Tesla Inc
Electric vehicle maker expanding into energy storage, solar, and autonomous driving technology.
What they do
Tesla designs, manufactures, and sells battery electric vehicles including the Model 3, Model Y, Model S, Model X, and the Cybertruck. The company also produces energy generation and storage products—solar panels, Solar Roof, and utility-scale battery systems (Megapack). Tesla operates its own charging network and develops full self-driving software.
How they make money
Automotive sales generate the bulk of revenue, with additional streams from regulatory credit sales to other automakers, vehicle leasing, energy storage deployments, and service. Energy generation and storage is a growing but still smaller segment.
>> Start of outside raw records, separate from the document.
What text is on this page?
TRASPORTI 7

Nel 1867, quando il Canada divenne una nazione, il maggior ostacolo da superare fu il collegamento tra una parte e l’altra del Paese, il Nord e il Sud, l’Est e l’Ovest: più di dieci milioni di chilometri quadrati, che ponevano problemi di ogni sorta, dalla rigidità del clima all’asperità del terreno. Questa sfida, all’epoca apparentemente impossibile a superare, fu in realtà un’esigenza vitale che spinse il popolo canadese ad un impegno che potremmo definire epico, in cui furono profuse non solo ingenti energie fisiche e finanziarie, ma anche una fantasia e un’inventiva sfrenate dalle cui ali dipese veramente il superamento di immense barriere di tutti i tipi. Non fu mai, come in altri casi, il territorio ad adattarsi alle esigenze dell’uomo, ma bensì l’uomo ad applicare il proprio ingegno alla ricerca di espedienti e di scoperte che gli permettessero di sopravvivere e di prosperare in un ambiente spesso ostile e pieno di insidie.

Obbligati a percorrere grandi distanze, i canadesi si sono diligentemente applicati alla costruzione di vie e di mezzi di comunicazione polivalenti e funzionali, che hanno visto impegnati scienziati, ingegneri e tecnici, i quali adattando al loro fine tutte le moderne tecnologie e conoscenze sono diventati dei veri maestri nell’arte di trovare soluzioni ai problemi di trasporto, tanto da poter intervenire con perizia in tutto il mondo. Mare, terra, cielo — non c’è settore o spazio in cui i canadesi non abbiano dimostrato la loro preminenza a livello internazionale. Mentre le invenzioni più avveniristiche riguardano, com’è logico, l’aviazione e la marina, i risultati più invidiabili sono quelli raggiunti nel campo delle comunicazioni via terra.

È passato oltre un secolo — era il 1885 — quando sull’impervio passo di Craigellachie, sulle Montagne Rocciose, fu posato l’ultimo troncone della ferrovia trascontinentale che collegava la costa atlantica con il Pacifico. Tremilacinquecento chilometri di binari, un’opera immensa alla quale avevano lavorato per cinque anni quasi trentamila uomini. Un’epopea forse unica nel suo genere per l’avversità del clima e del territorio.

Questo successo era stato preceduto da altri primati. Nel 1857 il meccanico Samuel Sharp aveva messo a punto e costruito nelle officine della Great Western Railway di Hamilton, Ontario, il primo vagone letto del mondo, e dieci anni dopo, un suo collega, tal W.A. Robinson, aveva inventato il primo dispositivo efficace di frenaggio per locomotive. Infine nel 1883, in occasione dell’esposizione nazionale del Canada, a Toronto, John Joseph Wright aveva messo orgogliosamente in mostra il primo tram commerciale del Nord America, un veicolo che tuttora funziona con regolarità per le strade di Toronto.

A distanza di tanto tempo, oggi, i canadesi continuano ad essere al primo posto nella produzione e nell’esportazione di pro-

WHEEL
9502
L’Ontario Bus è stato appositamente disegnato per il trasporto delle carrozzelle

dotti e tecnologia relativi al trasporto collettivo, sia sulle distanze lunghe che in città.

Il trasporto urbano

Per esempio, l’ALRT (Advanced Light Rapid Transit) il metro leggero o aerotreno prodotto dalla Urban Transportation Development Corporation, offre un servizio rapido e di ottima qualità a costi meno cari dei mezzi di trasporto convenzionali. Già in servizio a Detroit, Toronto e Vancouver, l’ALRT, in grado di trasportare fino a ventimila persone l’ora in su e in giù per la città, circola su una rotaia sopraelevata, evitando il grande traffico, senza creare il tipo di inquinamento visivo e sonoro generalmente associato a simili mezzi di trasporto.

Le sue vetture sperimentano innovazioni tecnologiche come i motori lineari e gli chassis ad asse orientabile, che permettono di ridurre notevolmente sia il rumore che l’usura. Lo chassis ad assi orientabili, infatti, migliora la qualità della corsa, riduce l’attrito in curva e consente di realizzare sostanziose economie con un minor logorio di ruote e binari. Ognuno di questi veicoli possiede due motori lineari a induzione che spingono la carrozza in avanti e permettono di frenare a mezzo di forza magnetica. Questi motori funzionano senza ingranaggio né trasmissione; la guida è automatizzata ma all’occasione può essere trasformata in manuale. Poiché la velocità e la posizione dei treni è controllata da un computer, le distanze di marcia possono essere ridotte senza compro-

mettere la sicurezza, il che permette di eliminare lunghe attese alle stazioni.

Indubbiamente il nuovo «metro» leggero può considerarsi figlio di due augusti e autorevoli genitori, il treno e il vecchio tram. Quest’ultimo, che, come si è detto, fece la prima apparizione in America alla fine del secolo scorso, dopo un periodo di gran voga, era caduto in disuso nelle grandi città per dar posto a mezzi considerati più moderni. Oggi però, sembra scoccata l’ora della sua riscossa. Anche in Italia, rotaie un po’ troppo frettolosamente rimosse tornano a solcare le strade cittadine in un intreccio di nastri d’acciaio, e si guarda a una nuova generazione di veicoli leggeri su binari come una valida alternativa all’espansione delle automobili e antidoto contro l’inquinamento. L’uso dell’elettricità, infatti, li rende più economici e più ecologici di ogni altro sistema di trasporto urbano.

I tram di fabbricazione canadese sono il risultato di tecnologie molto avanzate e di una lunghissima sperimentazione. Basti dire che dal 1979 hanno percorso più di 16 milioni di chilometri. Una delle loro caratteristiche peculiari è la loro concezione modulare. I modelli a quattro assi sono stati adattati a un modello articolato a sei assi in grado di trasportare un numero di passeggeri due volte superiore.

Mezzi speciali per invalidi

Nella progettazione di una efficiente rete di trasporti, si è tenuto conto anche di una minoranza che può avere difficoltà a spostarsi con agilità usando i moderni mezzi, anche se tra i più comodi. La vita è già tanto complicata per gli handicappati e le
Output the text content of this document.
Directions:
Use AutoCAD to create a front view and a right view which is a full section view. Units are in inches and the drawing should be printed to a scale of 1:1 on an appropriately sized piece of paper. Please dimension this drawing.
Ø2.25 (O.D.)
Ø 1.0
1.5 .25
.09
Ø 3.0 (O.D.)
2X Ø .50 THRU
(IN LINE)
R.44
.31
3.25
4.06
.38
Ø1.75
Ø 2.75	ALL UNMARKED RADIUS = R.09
Software revenue from FSD subscriptions and over-the-air features is an emerging contributor.
The numbers
Tesla trades at a trailing P/E of 388 and forward P/E of 200, reflecting expectations that current earnings significantly understate future profit potential. The stock sits 23% below its 52-week high of $498.83 after a weak start to 2026. Earnings are due this week, and recent news suggests investors are focused on robotaxi and FSD progress rather than near-term vehicle delivery numbers. The valuation implies the market is pricing in substantial growth from autonomous driving and robotaxi deployment over the next three years.
Price action
TSLA peaked near $499 in late 2025 or early 2026, then pulled back 23% to current levels around $386. The stock has been volatile amid geopolitical tensions (Iran ceasefire news moving markets) and ahead of this week's earnings report. Analysts note a 'weak start' to 2026, suggesting delivery or margin pressure, but the forward P/E of 200 shows the market is still willing to pay for growth—just not at the euphoric highs.
- 01Robotaxi rollout and FSD licensing could unlock massive software-driven margins that dwarf current automotive economics, justifying the forward multiple.
- 02Energy storage (Megapack, Powerwall) is scaling fast as grid operators and utilities seek battery backup; this becomes a second major profit center.
- 03Manufacturing scale and cost reduction continue to widen the gap versus legacy automakers and EV startups, protecting market share even as competition intensifies.
- 01P/E of 388 trailing and 200 forward means any robotaxi or FSD delay will crush the stock—autonomous tech timelines have slipped before.
- 02EV demand is slowing, pricing pressure is rising (competition from Chinese manufacturers and Lucid/Rivian), and Tesla may need to cut prices further to hit volume targets, compressing margins.
- 03Regulatory and safety scrutiny on FSD is intensifying; one serious accident or regulatory ban in a major market would undermine the entire autonomous thesis.
Upcoming catalysts
- ▸Q1 2026 earnings this week: delivery volume, automotive gross margin, and any updated guidance on robotaxi launch timing or FSD take rates.
- ▸FSD v12+ rollout and any announcements on ride-hailing partnerships or regulatory approvals for unsupervised autonomy in new cities.
- ▸Energy segment revenue growth and Megapack deployment numbers—check if this business is hitting the inflection point bulls expect.
- ▸Cybertruck production ramp and profitability—does it reach positive margins in 2026 or remain a drag on consolidated results?
Questions to ask yourself
- “What percentage of 2026 deliveries will come from new models (Cybertruck, cheaper Model 3/Y variants) versus existing lineup, and how does that affect blended margins?”
- “How many FSD subscriptions and one-time purchases are active, and what is the churn rate on subscriptions—is this revenue stream growing or stalling?”
- “What is the actual timeline and regulatory pathway for robotaxi deployment in key markets (California, Texas, China), and what capital expenditure is required to scale the fleet?”
Risks often missed
- ⚠Dependence on regulatory credit sales to other automakers—this revenue stream declines as competitors launch their own EVs and meet emissions targets, pressuring margins (10-K risk factors).
- ⚠Key person risk around CEO Elon Musk—his time is split across multiple companies (SpaceX, X, Neuralink, xAI), and any departure or reduced focus could impact execution and investor sentiment (10-K risk factors).
- ⚠Supply chain concentration in China for batteries and manufacturing—geopolitical tensions or trade restrictions could disrupt production or increase costs significantly (10-K risk factors).